Interminable Indeterminacy: How False Allegations on Restraining Orders May Be Worse than False Allegations of Rape

Posted on November 23, 2014



Journalists who recognize the harm of facile or false allegations invariably focus on rape. This ignores the harm done to women by false allegations, of course, and shows ignorance, besides, of a significantly more fertile yet equally damaging source of wrongful prosecutions: the civil restraining order.

Unarguably there are few miscarriages of justice worse than when rape is falsely alleged and the victim of the false accusation is nevertheless found guilty. That’s a life brutally scarred or ruined for absolutely nothing—and ruined not by a lone malefactor but by the state itself.

Most negative commentary on rape allegations, though, focuses on cases where the evidence is less than conclusive or is found to be utterly false.

Just as there’s no quantifying the effects of being raped, there’s no quantifying the effects of being falsely accused of rape. The stigma is devastating, and public sympathy is nevertheless scant. Even online support groups for victims of false allegations of rape may be accessible to screened subscribers only, so distrustful and averse to scrutiny are the men who are maligned this way.

If, however, an allegation of rape is officially determined baseless, its victim has at least the solace of being able to say so. This hardly dispels the psychic effects, but it does mitigate external ramifications, like access to jobs.

False restraining orders, in contrast, often aren’t discerned as false (and restraining orders may be awarded in spite of false allegations’ being detected), and the consequences their recipients must live with are more than psychological. The damning records are preserved indefinitely. In some regions (like Massachusetts), to merely be accused of domestic violence in an ex parte civil court procedure is to be recorded in a state registry as a violent offender. Even if claims are later dismissed when the accused is given an opportunity to defend him- or herself, that is, even if a judge later recognizes on record that s/he’s “innocent,” s/he’s still “guilty” according to the system, and “guilty” is all a background check will reflect.

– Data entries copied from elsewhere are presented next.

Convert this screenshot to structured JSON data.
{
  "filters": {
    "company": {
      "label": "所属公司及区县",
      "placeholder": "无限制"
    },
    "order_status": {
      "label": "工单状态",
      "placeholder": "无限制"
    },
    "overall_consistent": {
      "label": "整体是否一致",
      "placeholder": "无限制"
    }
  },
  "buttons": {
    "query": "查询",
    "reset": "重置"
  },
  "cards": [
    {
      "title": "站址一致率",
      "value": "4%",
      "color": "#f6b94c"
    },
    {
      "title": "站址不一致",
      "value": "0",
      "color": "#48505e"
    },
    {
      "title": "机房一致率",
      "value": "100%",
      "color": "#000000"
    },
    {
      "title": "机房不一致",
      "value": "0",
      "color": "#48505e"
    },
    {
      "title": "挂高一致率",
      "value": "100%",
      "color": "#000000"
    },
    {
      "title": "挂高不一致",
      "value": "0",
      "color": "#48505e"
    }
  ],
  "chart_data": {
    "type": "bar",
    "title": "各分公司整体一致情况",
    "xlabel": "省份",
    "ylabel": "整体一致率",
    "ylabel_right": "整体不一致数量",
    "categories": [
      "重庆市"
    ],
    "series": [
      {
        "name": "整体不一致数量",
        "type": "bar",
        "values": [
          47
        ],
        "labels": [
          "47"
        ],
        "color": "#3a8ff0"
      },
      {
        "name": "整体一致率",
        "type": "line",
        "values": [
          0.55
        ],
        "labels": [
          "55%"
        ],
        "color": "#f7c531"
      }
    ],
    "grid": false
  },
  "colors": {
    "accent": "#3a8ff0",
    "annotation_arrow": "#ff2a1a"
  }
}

The implications of restraining orders, what’s more, are generic. There’s no specific charge associated with them. They’re catchalls that categorically imply everything sordid, violent, and creepy. They most urgently suggest stalking, violence, and sexual deviance.

Rape, it should be noted, may be among the actual allegations made by a restraining order applicant—and unlike in a criminal trial, a judgment grounded on such an allegation, amid others, may be affirmed in spite of the allegation’s merits’ never having been assessed.

Restraining orders don’t determine anything. The procedures from which they issue are too accelerated and loosey-goosey to be conclusive.

That no punishment attends the issuance of a restraining order is a tacit acknowledgment by the state that it may be based on nothing more substantive than hearsay and innuendo, and that its implications should be discounted.

They aren’t discounted, though. They’re regarded just as gravely in some respects as felony sentences. Restraining order recipients are denied jobs, leases, and loans. Some are prohibited from working with or around children—and even from attending their own children’s school events (sometimes based on accusations they’re never granted the practicable opportunity to contest in court—and always based on accusations they’re at most given a few minutes to controvert, typically without benefit of legal counsel).

Restraining order rulings are inevitably sketchy at best. They’re indeterminate but nevertheless treated as decisive—and they never go away.

“On the force of the plaintiff’s testimony, the court concludes it’s a crocodile.”

Victims of false rape allegations are socially disgraced and alienated, and psychologically tormented. Victims of false restraining orders may be, too, and besides may lose everything of value to them or have it taken from them by the state. People report spending as much as $100,000 or more to defend themselves in protracted litigations whose seed was an accuser’s filling out some paperwork and having a few-minute chinwag with a judge. They report losing their homes, becoming estranged from their children, and being permanently barred from employment in their fields of qualification and expertise.

Negative associations that attend a charge of rape are unquestionably more sensational and severe than those that accompany the issuance of a restraining order, but on balance the lived consequences of a restraining order may be comparable if not worse.

False allegations of rape should emphatically be called out by reporters to check the impulse that prevails today to credit finger-pointing as fact (particularly finger-pointing by women). Because the implications of rape are so loud and urgent, revelations of false allegations are loud and urgent, too. They arouse consciousness and conscience.

The question that they should stimulate and have yet to, however, is that if people will lie about rape, what won’t they lie about and what quieter and subtler lies and their consequences are being overlooked?

Exposure in the press would indicate that newsworthy instances of dubious or false allegations of rape are few. The problem with giving exclusive attention to them is that it hides more than it reveals.

The cancer of false allegations is far more advanced and widespread.